I’ve recently noticed a small buzz building about the notion of “real time” text analytics. In fact, I’ve come across several vendors talking about it in relation to customer experience and financial trading. The idea is that these companies analyze a lot of unstructured data quickly and provide real time information to the people who need it. Of course, real time can mean something different depending on the context. It might mean continuously monitoring customer feedback from multiple sources to improve customer retention. This could mean analyzing information on an hourly basis. Or it might mean millisecond response time analysis in the case of monitoring current events to use for trading purposes.

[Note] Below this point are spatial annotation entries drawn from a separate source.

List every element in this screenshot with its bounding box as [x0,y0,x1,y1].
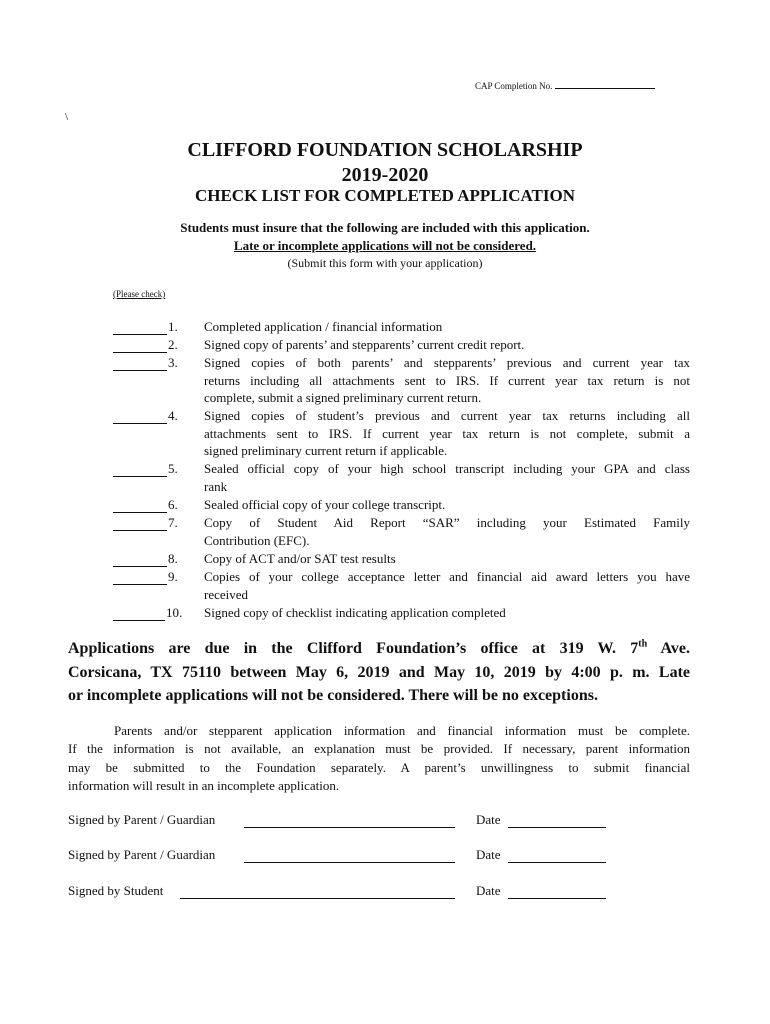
check-blank-3[interactable] [113,370,167,371]
check-blank-10[interactable] [113,620,165,621]
signature-label-parent-2: Signed by Parent / Guardian [68,847,216,862]
signature-label-student: Signed by Student [68,883,164,898]
check-blank-5[interactable] [113,476,167,477]
checklist-item-1: Completed application / financial information [204,319,443,334]
date-label: Date [476,847,501,862]
checklist-number: 4. [168,408,178,423]
checklist-item-9: Copies of your college acceptance letter and financial aid award letters you have received [204,569,690,602]
checklist-number: 2. [168,337,178,352]
instruction-line-2: Late or incomplete applications will not be considered. [233,238,537,253]
checklist-number: 10. [166,605,183,620]
check-blank-8[interactable] [113,566,167,567]
signature-label-parent-1: Signed by Parent / Guardian [68,812,216,827]
page-title: CLIFFORD FOUNDATION SCHOLARSHIP [187,139,583,161]
date-label: Date [476,812,501,827]
cap-completion-blank[interactable] [555,79,655,89]
page-subtitle: CHECK LIST FOR COMPLETED APPLICATION [194,186,576,205]
check-blank-1[interactable] [113,334,167,335]
checklist-item-3: Signed copies of both parents’ and stepparents’ previous and current year tax returns including all attachments sent to IRS. If current year tax return is not complete, submit a signed preliminary current return. [204,355,690,406]
check-blank-4[interactable] [113,423,167,424]
checklist-number: 6. [168,497,178,512]
checklist-item-10: Signed copy of checklist indicating application completed [204,605,506,620]
parent-information-paragraph: Parents and/or stepparent application information and financial information must be complete. If the information is not available, an explanation must be provided. If necessary, parent information may be submitted to the Foundation separately. A parent’s unwillingness to submit financial information will result in an incomplete application. [68,723,690,793]
checklist-number: 1. [168,319,178,334]
date-line-parent-2[interactable] [508,862,606,863]
checklist-number: 3. [168,355,178,370]
signature-line-student[interactable] [180,898,455,899]
instruction-line-1: Students must insure that the following are included with this application. [180,220,590,235]
checklist-item-4: Signed copies of student’s previous and current year tax returns including all attachments sent to IRS. If current year tax return is not complete, submit a signed preliminary current return if applicable. [204,408,690,459]
instruction-line-3: (Submit this form with your application) [287,256,483,270]
due-date-notice: Applications are due in the Clifford Foundation’s office at 319 W. 7th Ave. Corsicana, TX 75110 between May 6, 2019 and May 10, 2019 by 4:00 p. m. Late or incomplete applications will not be considered. There will be no exceptions. [68,638,690,704]
please-check-note: (Please check) [113,289,166,299]
check-blank-7[interactable] [113,530,167,531]
cap-completion-label: CAP Completion No. [475,81,553,91]
date-label: Date [476,883,501,898]
checklist-item-6: Sealed official copy of your college transcript. [204,497,446,512]
checklist-item-8: Copy of ACT and/or SAT test results [204,551,396,566]
checklist-item-5: Sealed official copy of your high school transcript including your GPA and class rank [204,461,690,494]
signature-line-parent-2[interactable] [244,862,455,863]
check-blank-2[interactable] [113,352,167,353]
cap-completion-field[interactable] [475,79,655,91]
checklist-number: 7. [168,515,178,530]
checklist-item-2: Signed copy of parents’ and stepparents’ current credit report. [204,337,525,352]
check-blank-9[interactable] [113,584,167,585]
checklist-number: 9. [168,569,178,584]
date-line-parent-1[interactable] [508,827,606,828]
signature-line-parent-1[interactable] [244,827,455,828]
check-blank-6[interactable] [113,512,167,513]
checklist-number: 8. [168,551,178,566]
checklist-number: 5. [168,461,178,476]
stray-backslash: \ [65,111,69,123]
date-line-student[interactable] [508,898,606,899]
checklist-item-7: Copy of Student Aid Report “SAR” including your Estimated Family Contribution (EFC). [204,515,690,548]
page-year: 2019-2020 [341,164,429,186]
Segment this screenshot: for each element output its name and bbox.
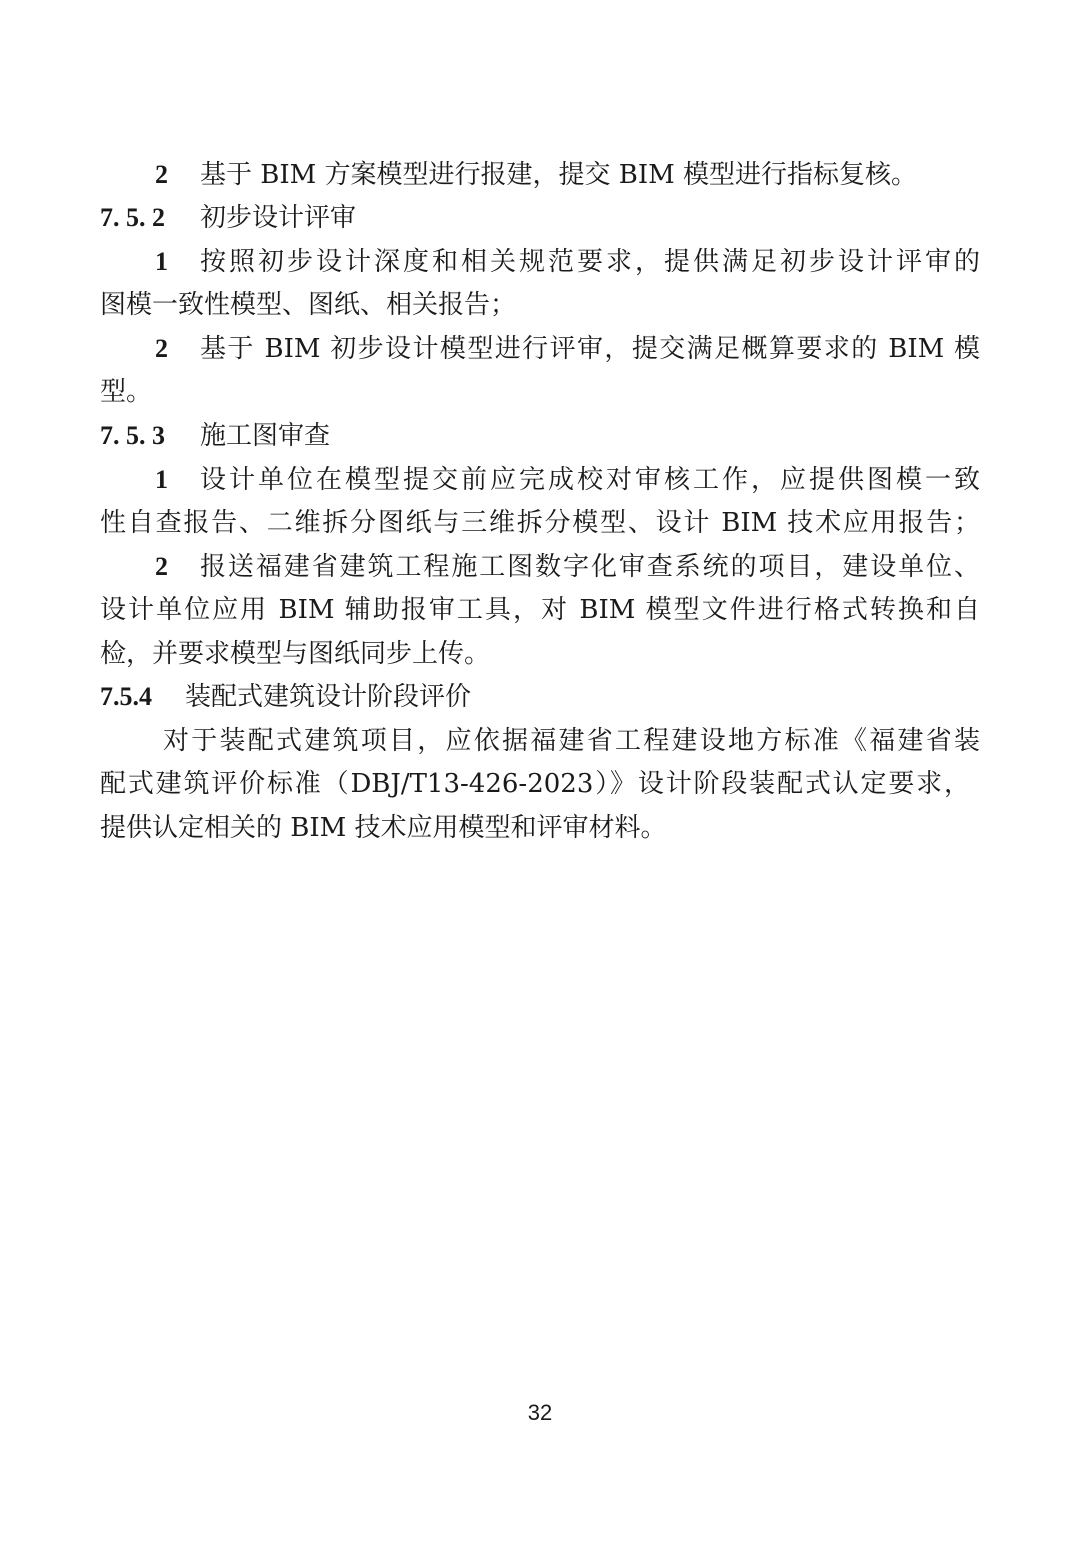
section-title: 装配式建筑设计阶段评价: [185, 682, 472, 712]
item-number: 1: [155, 465, 168, 494]
section-number: 7.5.4: [100, 682, 152, 711]
section-number: 7. 5. 3: [100, 421, 165, 450]
paragraph-line: 检，并要求模型与图纸同步上传。: [100, 639, 491, 669]
paragraph-line: 按照初步设计深度和相关规范要求，提供满足初步设计评审的: [200, 247, 980, 277]
section-number: 7. 5. 2: [100, 203, 165, 232]
item-number: 2: [155, 334, 168, 363]
paragraph-line: 提供认定相关的 BIM 技术应用模型和评审材料。: [100, 813, 667, 843]
paragraph-line: 配式建筑评价标准（DBJ/T13-426-2023）》设计阶段装配式认定要求，: [100, 769, 970, 799]
item-number: 2: [155, 160, 168, 189]
paragraph-line: 设计单位在模型提交前应完成校对审核工作，应提供图模一致: [200, 465, 980, 495]
item-number: 1: [155, 247, 168, 276]
paragraph-line: 对于装配式建筑项目，应依据福建省工程建设地方标准《福建省装: [163, 726, 980, 756]
paragraph-line: 图模一致性模型、图纸、相关报告；: [100, 290, 517, 320]
page-number: 32: [527, 1400, 553, 1425]
paragraph-line: 设计单位应用 BIM 辅助报审工具，对 BIM 模型文件进行格式转换和自: [100, 595, 980, 625]
paragraph-line: 基于 BIM 方案模型进行报建，提交 BIM 模型进行指标复核。: [200, 160, 918, 190]
paragraph-line: 性自查报告、二维拆分图纸与三维拆分模型、设计 BIM 技术应用报告；: [100, 508, 980, 538]
section-title: 初步设计评审: [200, 203, 357, 233]
paragraph-line: 报送福建省建筑工程施工图数字化审查系统的项目，建设单位、: [200, 552, 980, 582]
paragraph-line: 基于 BIM 初步设计模型进行评审，提交满足概算要求的 BIM 模: [200, 334, 980, 364]
item-number: 2: [155, 552, 168, 581]
section-title: 施工图审查: [200, 421, 331, 451]
paragraph-line: 型。: [100, 377, 153, 407]
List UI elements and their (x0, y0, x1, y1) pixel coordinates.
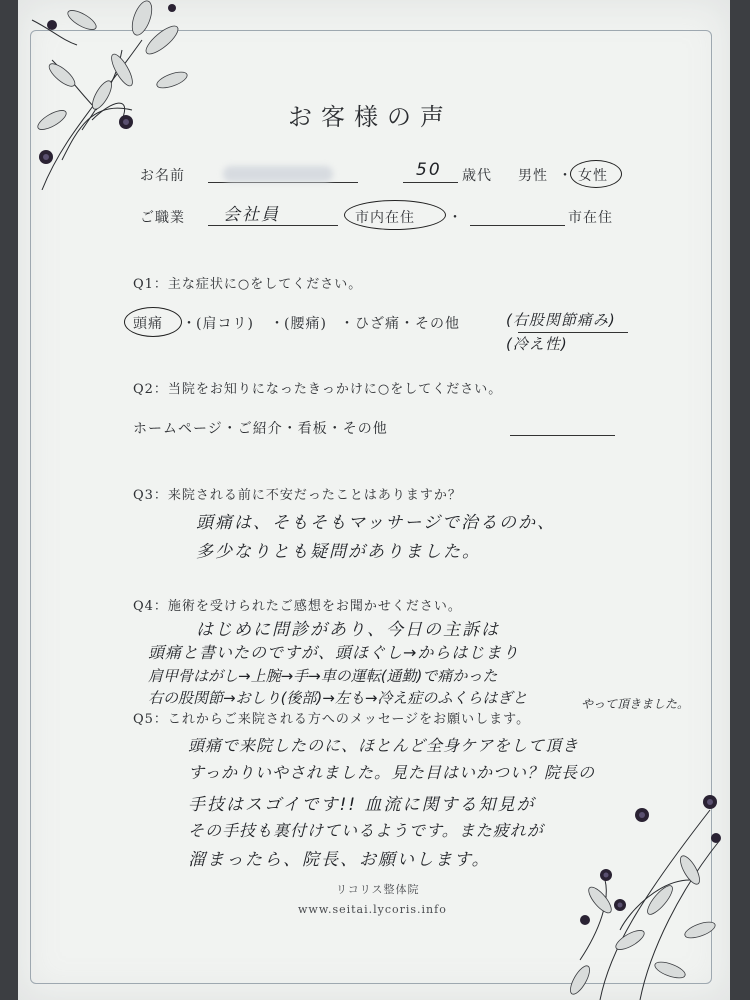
name-field-line[interactable] (208, 182, 358, 183)
gender-female-circle (570, 160, 622, 188)
q1-option-back[interactable]: (腰痛) (284, 316, 327, 332)
q2-label: Q2：当院をお知りになったきっかけに○をしてください。 (133, 382, 503, 397)
q5-answer-line5: 溜まったら、院長、お願いします。 (188, 850, 491, 870)
q4-answer-line2: 頭痛と書いたのですが、頭ほぐし→からはじまり (148, 643, 520, 662)
name-label: お名前 (140, 168, 185, 184)
q2-options: ホームページ・ご紹介・看板・その他 (133, 421, 388, 437)
age-value: 50 (416, 160, 442, 180)
q4-answer-line1: はじめに問診があり、今日の主訴は (196, 620, 500, 640)
q3-label: Q3：来院される前に不安だったことはありますか？ (133, 488, 462, 503)
q1-other-options: ・ひざ痛・その他 (340, 316, 460, 332)
q2-other-line[interactable] (510, 435, 615, 436)
gender-female[interactable]: 女性 (578, 168, 608, 184)
q4-answer-line3: 肩甲骨はがし→上腕→手→車の運転(通勤)で痛かった (148, 667, 498, 685)
name-redaction (223, 166, 333, 182)
residence-separator: ・ (448, 210, 463, 226)
floral-decoration-top-left (22, 0, 202, 190)
clinic-name: リコリス整体院 (336, 883, 420, 896)
age-field-line (403, 182, 458, 183)
residence-city-line[interactable] (470, 225, 565, 226)
job-label: ご職業 (140, 210, 185, 226)
q1-option-headache[interactable]: 頭痛 (133, 316, 163, 332)
q4-answer-line4: 右の股関節→おしり(後部)→左も→冷え症のふくらはぎと (148, 689, 528, 707)
q5-label: Q5：これからご来院される方へのメッセージをお願いします。 (133, 712, 531, 727)
job-value: 会社員 (223, 205, 280, 225)
q5-answer-line3: 手技はスゴイです!! 血流に関する知見が (188, 795, 536, 815)
q3-answer-line1: 頭痛は、そもそもマッサージで治るのか、 (196, 513, 556, 533)
residence-circle (344, 200, 446, 230)
q5-answer-line1: 頭痛で来院したのに、ほとんど全身ケアをして頂き (188, 736, 580, 755)
survey-sheet (18, 0, 730, 1000)
q1-other-answer-line1: (右股関節痛み) (506, 311, 616, 329)
q1-option-shoulder[interactable]: (肩コリ) (196, 316, 254, 332)
q1-other-answer-line2: (冷え性) (506, 335, 568, 353)
residence-city-suffix: 市在住 (568, 210, 613, 226)
q5-answer-line2: すっかりいやされました。見た目はいかつい？院長の (188, 763, 596, 782)
q4-answer-line4b: やって頂きました。 (581, 697, 690, 711)
q3-answer-line2: 多少なりとも疑問がありました。 (196, 542, 481, 562)
q1-headache-circle (124, 307, 182, 337)
age-suffix: 歳代 (462, 168, 492, 184)
gender-male[interactable]: 男性 (518, 168, 548, 184)
q1-separator-1: ・ (182, 316, 197, 332)
gender-separator: ・ (558, 168, 573, 184)
page-title: お客様の声 (288, 103, 453, 131)
job-field-line (208, 225, 338, 226)
q4-label: Q4：施術を受けられたご感想をお聞かせください。 (133, 599, 462, 614)
q1-label: Q1：主な症状に○をしてください。 (133, 277, 363, 292)
floral-decoration-bottom-right (540, 780, 730, 1000)
q5-answer-line4: その手技も裏付けているようです。また疲れが (188, 821, 544, 840)
q1-separator-2: ・ (270, 316, 285, 332)
residence-circled[interactable]: 市内在住 (355, 210, 415, 226)
clinic-url[interactable]: www.seitai.lycoris.info (298, 903, 447, 916)
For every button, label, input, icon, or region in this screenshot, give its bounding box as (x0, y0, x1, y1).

In the first example, millisecond response time may not be necessary. In the case of financial trading and other activities, it can make a difference.
One vendor that offers this kind of analytical power in a SaaS model is Psydex. Robin Bloor and I recently had the opportunity to speak to Rob Usey and Don Simpson about Psydex. Robin has also written about this company in his blog.
Psydex analyzes huge amounts of unstructured feeds to assess the impact of news events. The company takes in and analyzes feeds from various news sources like Thomson Reuters, Dow Jones, Associated Press, Business Wire as well as social networking sites like Twitter to extract useful information. It can even pull in TV news feeds and text messaging. Latency is less than 20 milliseconds to query decades of content. The secret sauce is the company’s ability to organize streaming content in-memory and around time. The goal is when an event hits, rather than taking hours or minutes to get information to the person who needs to know, it takes seconds.
How it works
Psydex organizes information around semantic topics. These topics are built using rules that represent events, people, themes, places, and so on. For example oil might be a topic. The topic oil might include oil, crude oil and the price of oil. Another topic, such as Oil Problem, might incorporate this topic as well as any information relating to spills, explosions, etc.
The company uses a proprietary grid-based indexing scheme for organizing content in memory with topic models stored separately. These topics are then analyzed for trends and patterns. Specifically, Psydex uses all of its information to establish a baseline for normal topic noise levels. The company tracks these topics and can detect when a statistically significant deviation occurs. The screen shot below illustrates this idea. This shot shows what a Psydex user might see when a plane crash hits the news wires. In this case, it is about the plane crash in Japan earlier this week.
In this example, one semantic topic is plane crash. The topic was built using a rule that includes phrases such as plane is down,plane crashed,plane crash,jet has crashed,helicopter crashed,helicopter crash,plane down,jet crashed,jet crash,plane went down, just crashed,plane has crashed,airplane has crashed,helicopter has crashed,jet has crashed,airliner has crashed,plane just crashed,plan, crashes,flight+crashes,flight+crashed – you get the idea. There is also another topic called Japan.
The view is a five day hourly view. Immediately you see a spike for Japan and then two other spikes beginning at 1800 hours. You can also see the associated content stating that a plane went down in flames. This content is coming from multiple sources. You can also see that the noise level is up significantly for the Plane Crash topic. The user interface also allows you to see potential related topics. In this case, Japan is a related topic. These are topics that were found in the same articles and/or time slots. The spikes for the two topics together are shown in blue.
While this plot shows hourly spikes, the company can take this time interval down to the second. Psydex sent over a log from yesterday that showed the story about the fedex crash hit the wire at 18:21:47. Psydex signals were generated at 18:21:48.
Real time BI and Real Time Text Analytics
There has been a lot of hype about real time BI (dealing with structured data) over the past few years and its use in operational systems. And, then came complex event processing (again, structured data). And, now real time text analytics. You can imagine some good use cases for analyzing news-related text in real time. Trading is obviously a use case that might require some really fast response time. Government applications might be another. Psydex would argue that another use case might be brand management because companies might want to use some piece of news or chatter to update their online advertising campaign. Or, be the first to know if something negative is being said about your company. Of course, there are other scenarios in which continuously analyzing text other than news feeds as part of an operational process might be useful, as well.